Figure 1.
Zymogen-derived proteins deviate from common trends in protein folding.
(A) Comparison of the non- and PS-catalyzed folding of αLP [8], SGPB [5] and pepsin [7]. (B) Relation between topology and folding rate for a number of two- and three-state folding proteins (circles, data taken from [3], [21], [22]). The folding rate of αLP (squares), SGPB (triangles) and pepsin (stars) is accelerated to the value (hollow points) expected based on the topology, only when the PS is included. (C) Reaction scheme of pepsin PS-catalyzed folding. The PS binds Rp and catalyzes its conversion to Np at pH 5.3, where the PS is a strong inhibitor of Np. The PS dissociates from Np at pH<3.
Figure 2.
Effects of PS point mutants on binding and catalyzing pepsin folding.
(A) Structure of pepsinogen (PDB code: 3PSG) with the PS (pink) located between the N- and C-terminal lobes, forming part of a six-stranded β-sheet, and K36 of the PS interacts with the catalytic residues, D32 and D215 (red). PS residues selected for mutation to Ala are shown in space-filling form and coloured according to type (grey-hydrophobic, orange-polar, blue-basic, red-acidic). (B) Comparison of wild-type and mutant PS-catalyzed folding of pepsin. The rate of PS-catalyzed folding (kf) was determined by adding PS to Rp, at pH 5.3, 15°C (see Text S2: folding rate followed Arrhenius temp-dependence from 0—15°C, shown in Fig S5), and measuring the formation of Np based on enzyme activity measured at pH 1.2, 25°C. The data were fit according to a monoexponential function to obtain kf. (C) Comparison of wild-type and mutant PS affinity for Rp. PS-Rp binding was determined by following the increase in Trp-fluorescence of pepsin as a function of [PS]. The data were fit according to eq 1 to determine the dissociation constant, Kd, at 20°C, pH 5.3. (d) Comparison of wild-type and mutant PS affinity for Np. The reduction in Np activity was measured as a function of [PS]. The data were fit according to a competitive inhibitor model, eq 2, to determine the inhibition (dissociation) constant, Ki, at 20°C, pH 5.3. All data are reported as the average ± SD of 3-5 measurements for each PS peptide.
Table 1.
Changes in binding and folding constantsa and associated free energiesb upon mutation of the PS.
Figure 3.
Changes in the PS-catalyzed folding energy landscape upon mutation of the PS peptide.

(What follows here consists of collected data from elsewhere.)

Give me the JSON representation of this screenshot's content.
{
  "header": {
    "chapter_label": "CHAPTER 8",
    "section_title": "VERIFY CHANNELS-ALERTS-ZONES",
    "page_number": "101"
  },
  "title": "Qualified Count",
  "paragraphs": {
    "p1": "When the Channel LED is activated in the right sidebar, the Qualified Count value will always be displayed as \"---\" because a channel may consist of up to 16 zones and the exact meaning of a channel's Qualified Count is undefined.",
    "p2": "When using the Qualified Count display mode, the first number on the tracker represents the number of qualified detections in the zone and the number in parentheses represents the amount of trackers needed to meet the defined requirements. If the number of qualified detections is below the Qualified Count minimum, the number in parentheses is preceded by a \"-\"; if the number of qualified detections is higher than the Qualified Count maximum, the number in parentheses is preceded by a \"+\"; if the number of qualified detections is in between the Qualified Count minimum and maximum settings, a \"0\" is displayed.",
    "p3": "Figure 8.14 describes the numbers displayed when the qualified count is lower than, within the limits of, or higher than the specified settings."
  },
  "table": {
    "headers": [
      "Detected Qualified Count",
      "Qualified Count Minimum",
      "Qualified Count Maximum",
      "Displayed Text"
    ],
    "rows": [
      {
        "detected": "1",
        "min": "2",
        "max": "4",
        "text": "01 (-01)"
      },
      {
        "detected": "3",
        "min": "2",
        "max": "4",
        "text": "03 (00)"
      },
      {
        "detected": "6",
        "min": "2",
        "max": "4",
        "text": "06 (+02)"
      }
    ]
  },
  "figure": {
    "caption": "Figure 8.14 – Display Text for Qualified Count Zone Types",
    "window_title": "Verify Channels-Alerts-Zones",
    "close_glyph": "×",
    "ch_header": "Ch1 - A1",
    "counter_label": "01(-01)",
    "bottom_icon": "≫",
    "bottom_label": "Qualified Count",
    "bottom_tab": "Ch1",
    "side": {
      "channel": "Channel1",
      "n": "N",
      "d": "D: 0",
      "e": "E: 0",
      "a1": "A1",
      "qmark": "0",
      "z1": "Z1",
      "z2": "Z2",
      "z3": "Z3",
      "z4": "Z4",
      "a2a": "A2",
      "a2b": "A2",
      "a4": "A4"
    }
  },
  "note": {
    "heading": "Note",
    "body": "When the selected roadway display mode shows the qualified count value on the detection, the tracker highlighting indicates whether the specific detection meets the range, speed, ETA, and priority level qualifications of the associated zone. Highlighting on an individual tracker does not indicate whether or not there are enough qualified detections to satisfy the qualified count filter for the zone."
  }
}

(A) The changes in energy of each conformation were determined as changes in binding energies. (B) Φ-values calculated from the ratio of the changes in activation energy (ΔΔG‡) and free energy difference between PS-Np and PS-Rp (ΔΔGPS(Np-Rp)). Error bars show ± SD derived by propagation of errors.
Figure 4.
A comparison of the mutation effects on the folding activation energy as a function of the change in equilibrium stability. Dashed lines indicate the trend lines for ΔΔG values that would give rise to Φ-values of 0 or 1 and error bars show ± SD.